The Cascading.groovy extension provides a Groovy builder for assembling Cascading pipe assemblies, tap maps, flows and cascades. It allows the script writer to be as formal or informal as the situation merits. The above example is very brief and informal since the problem at hand is trivial and simple.
But there are cases where the arrangement of sinks and sources is complex. The data processing includes many splits and joins. There needs to be many logical grouping of discrete processing routines. And there might be a difficult number of these routines to keep managed and available for reuse.

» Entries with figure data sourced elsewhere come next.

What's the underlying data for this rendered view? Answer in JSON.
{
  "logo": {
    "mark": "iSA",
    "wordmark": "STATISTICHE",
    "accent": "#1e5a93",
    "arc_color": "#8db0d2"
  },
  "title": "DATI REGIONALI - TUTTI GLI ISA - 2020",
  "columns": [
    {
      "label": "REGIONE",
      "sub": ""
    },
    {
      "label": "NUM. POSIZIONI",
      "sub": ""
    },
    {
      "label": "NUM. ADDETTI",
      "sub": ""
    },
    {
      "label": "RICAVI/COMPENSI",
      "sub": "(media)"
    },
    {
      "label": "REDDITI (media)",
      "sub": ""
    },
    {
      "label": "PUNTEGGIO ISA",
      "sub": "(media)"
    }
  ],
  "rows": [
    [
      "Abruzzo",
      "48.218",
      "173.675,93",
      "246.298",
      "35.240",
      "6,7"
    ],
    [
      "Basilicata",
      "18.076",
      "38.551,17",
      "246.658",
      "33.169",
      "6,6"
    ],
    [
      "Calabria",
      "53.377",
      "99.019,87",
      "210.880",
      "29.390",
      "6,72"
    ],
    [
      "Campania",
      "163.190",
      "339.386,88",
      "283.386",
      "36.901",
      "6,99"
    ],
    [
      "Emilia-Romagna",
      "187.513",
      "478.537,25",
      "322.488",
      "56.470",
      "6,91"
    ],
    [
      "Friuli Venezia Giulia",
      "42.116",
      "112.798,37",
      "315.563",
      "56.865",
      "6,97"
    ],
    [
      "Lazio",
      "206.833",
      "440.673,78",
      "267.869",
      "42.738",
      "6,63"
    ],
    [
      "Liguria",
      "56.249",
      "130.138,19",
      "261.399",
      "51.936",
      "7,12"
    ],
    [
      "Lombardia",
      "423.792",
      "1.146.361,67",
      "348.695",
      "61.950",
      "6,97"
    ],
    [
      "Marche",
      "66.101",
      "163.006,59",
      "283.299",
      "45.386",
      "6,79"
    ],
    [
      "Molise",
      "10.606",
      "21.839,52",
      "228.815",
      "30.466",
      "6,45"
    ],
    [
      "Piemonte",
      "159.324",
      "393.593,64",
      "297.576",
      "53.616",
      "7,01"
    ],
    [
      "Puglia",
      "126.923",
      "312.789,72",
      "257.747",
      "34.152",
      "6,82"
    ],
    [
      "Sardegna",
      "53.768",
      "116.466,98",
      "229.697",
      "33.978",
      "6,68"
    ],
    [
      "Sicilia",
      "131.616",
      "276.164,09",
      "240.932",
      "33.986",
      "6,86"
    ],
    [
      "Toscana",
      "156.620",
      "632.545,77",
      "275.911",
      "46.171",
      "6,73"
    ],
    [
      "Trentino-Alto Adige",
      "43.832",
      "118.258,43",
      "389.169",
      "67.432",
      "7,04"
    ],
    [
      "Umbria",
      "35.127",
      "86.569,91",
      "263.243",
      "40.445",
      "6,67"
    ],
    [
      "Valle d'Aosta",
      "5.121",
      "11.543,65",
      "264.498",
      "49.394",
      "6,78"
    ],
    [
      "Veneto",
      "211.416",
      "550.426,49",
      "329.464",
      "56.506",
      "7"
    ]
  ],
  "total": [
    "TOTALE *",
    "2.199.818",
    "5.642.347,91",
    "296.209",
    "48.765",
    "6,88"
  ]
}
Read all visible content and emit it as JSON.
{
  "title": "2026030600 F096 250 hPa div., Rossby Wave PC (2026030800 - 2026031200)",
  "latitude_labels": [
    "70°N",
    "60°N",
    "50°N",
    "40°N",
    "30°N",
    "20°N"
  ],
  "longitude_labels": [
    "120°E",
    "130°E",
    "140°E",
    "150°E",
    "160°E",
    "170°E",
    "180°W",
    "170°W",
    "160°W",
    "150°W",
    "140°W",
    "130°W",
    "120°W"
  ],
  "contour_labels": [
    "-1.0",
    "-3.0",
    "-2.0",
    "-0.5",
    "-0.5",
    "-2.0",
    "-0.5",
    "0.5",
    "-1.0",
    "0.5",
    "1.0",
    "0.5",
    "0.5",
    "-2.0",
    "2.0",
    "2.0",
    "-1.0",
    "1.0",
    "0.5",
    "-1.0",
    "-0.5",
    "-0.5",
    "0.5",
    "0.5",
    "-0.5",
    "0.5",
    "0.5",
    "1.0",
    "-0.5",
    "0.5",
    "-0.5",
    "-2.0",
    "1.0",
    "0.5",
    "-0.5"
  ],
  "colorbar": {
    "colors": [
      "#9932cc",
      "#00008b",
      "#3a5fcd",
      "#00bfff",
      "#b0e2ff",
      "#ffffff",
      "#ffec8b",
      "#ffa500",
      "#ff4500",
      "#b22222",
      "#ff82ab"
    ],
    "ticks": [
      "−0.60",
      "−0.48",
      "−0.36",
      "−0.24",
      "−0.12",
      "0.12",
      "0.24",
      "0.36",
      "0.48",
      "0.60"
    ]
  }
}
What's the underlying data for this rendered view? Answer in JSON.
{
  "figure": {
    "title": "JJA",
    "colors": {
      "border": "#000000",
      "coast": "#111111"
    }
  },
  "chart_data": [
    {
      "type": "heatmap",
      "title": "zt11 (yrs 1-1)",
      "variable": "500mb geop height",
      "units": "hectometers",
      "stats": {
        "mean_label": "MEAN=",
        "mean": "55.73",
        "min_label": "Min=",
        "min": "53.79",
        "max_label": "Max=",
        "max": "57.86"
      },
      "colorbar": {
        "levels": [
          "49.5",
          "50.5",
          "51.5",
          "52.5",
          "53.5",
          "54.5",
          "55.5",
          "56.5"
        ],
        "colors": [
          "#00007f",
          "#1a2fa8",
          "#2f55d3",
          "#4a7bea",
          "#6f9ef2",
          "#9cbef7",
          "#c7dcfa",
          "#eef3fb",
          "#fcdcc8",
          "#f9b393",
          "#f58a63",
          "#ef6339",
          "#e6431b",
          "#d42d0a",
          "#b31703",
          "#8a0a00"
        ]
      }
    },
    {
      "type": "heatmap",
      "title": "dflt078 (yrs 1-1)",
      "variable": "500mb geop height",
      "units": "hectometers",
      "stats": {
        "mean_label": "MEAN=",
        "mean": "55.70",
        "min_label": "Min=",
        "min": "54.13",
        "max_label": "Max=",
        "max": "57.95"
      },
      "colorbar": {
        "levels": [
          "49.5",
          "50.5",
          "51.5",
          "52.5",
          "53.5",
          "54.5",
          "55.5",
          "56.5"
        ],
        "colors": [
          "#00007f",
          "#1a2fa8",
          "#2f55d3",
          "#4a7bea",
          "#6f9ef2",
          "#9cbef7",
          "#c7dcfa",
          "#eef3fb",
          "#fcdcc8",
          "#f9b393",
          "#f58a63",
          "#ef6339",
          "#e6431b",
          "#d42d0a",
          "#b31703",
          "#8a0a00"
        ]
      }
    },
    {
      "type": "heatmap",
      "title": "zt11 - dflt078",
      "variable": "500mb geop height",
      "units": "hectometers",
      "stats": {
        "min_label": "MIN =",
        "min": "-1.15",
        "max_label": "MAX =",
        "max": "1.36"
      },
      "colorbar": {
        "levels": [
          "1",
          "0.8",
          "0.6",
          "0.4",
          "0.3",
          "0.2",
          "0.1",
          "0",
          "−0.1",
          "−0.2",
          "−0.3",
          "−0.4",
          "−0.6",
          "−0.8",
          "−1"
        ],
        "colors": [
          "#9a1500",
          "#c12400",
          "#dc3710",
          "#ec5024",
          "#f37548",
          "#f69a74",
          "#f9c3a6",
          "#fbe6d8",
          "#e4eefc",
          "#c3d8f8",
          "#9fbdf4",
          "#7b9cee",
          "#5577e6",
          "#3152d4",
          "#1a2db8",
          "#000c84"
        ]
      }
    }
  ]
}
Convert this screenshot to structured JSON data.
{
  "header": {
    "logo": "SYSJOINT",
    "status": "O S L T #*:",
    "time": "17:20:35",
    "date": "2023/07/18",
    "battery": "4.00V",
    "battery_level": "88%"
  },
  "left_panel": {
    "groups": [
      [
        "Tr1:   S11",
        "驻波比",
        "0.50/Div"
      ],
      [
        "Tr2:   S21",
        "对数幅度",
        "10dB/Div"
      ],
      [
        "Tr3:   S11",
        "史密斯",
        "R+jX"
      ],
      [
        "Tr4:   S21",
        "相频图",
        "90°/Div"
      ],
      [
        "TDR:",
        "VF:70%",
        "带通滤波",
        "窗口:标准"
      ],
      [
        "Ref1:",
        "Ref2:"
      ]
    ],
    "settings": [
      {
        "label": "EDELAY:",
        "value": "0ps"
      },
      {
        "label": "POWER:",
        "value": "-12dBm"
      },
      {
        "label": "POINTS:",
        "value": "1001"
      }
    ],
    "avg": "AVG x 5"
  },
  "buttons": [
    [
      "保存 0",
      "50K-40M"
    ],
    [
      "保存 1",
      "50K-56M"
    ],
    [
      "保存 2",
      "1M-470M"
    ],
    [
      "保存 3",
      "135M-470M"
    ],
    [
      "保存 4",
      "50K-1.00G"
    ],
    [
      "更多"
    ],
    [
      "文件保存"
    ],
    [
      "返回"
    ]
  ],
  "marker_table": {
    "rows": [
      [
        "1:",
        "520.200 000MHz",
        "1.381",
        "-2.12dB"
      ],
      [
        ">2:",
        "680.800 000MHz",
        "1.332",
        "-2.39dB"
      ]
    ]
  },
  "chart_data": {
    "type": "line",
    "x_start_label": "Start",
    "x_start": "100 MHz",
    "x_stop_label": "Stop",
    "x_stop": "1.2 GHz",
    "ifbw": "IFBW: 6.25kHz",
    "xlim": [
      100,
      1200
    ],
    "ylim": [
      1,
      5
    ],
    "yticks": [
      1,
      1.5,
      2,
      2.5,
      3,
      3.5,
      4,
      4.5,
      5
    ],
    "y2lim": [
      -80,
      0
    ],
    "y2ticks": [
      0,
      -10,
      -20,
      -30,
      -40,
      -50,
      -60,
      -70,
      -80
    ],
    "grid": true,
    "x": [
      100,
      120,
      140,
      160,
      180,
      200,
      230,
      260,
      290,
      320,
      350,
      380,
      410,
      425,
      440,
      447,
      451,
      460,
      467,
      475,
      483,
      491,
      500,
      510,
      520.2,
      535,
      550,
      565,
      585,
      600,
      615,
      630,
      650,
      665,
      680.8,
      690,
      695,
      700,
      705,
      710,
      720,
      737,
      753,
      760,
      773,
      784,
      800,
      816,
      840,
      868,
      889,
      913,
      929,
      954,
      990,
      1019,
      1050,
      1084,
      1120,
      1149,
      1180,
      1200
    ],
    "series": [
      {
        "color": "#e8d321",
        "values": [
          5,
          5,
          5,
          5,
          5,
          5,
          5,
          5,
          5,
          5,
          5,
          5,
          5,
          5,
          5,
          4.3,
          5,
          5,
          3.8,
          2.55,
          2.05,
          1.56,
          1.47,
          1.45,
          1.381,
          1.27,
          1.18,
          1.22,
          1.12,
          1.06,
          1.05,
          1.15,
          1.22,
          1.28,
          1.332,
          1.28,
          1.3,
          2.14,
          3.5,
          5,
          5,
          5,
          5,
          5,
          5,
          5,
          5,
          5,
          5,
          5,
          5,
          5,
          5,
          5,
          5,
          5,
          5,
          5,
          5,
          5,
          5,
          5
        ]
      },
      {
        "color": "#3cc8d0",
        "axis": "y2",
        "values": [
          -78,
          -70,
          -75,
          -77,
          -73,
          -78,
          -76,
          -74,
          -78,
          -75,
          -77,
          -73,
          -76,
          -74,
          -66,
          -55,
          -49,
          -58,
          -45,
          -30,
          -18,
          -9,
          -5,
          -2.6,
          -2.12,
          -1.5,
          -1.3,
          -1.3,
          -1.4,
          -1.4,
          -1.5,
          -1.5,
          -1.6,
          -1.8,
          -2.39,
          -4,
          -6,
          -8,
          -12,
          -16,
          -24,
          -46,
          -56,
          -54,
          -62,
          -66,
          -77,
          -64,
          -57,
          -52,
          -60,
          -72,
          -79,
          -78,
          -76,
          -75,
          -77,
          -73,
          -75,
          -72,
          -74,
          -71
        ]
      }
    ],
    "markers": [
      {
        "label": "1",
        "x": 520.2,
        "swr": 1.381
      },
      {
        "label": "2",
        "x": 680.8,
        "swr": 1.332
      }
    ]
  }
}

In these cases, a more verbose and formal representation may be necessary.
One possible expansion of the informal form above can be seen here:
def assembly = builder.assembly(name: "wordcount")
{
eachTuple(args: ["line"], results: ["word"])
{
regexSplitGenerator(declared: ["word"], pattern: /[.,]*\s+/) // tokenize is an alias
}
group(["word"])
everyGroup(args: ["word"], results: ["word", "count"])
{
count()
}
group(["count"], reverse: true)
}
def map = builder.map()
{
source(name: "wordcount")
{
hfs(input)
{
text(["line"])
}
}
sink(name: "wordcount")
{
hfs(output)
{
text()
}
}
}
Flow flow = builder.flow(name: "wordcount", map: map, assembly: assembly);
Those more familiar to Cascading Java API will find this more natural, but should see the benefits of a more abbreviated form.
For a much more complex example, see our implementation of the wide finder 2 benchmark in the git repository. Note that this example uses stream assertions to validate the data in the stream.
Having 'two' formats may seem confusing, but the intent of this builder is to allow for simple things to be simple. As the writer adds more complexity to their application, the Cascading builder is in a position to absorb it.
Getting started is simple. It only requires HADOOP_HOME be set in the users environment, for Groovy to be installed, and for Cascading.groovy to be downloaded and installed via the ./cascading.groovy/setup.groovy script file.
Once installed, users can execute any of the samples, in the ./cascading.groovy/samples directory, via the groovy interpreter.
On startup, Hadoop will be automatically loaded into the Groovy interpreter CLASSPATH, determined by the current HADOOP_HOME and optionally HADOOP_CONF environment variables.
See the API doc for the cascading.groovy package for details on the supported syntax and operations.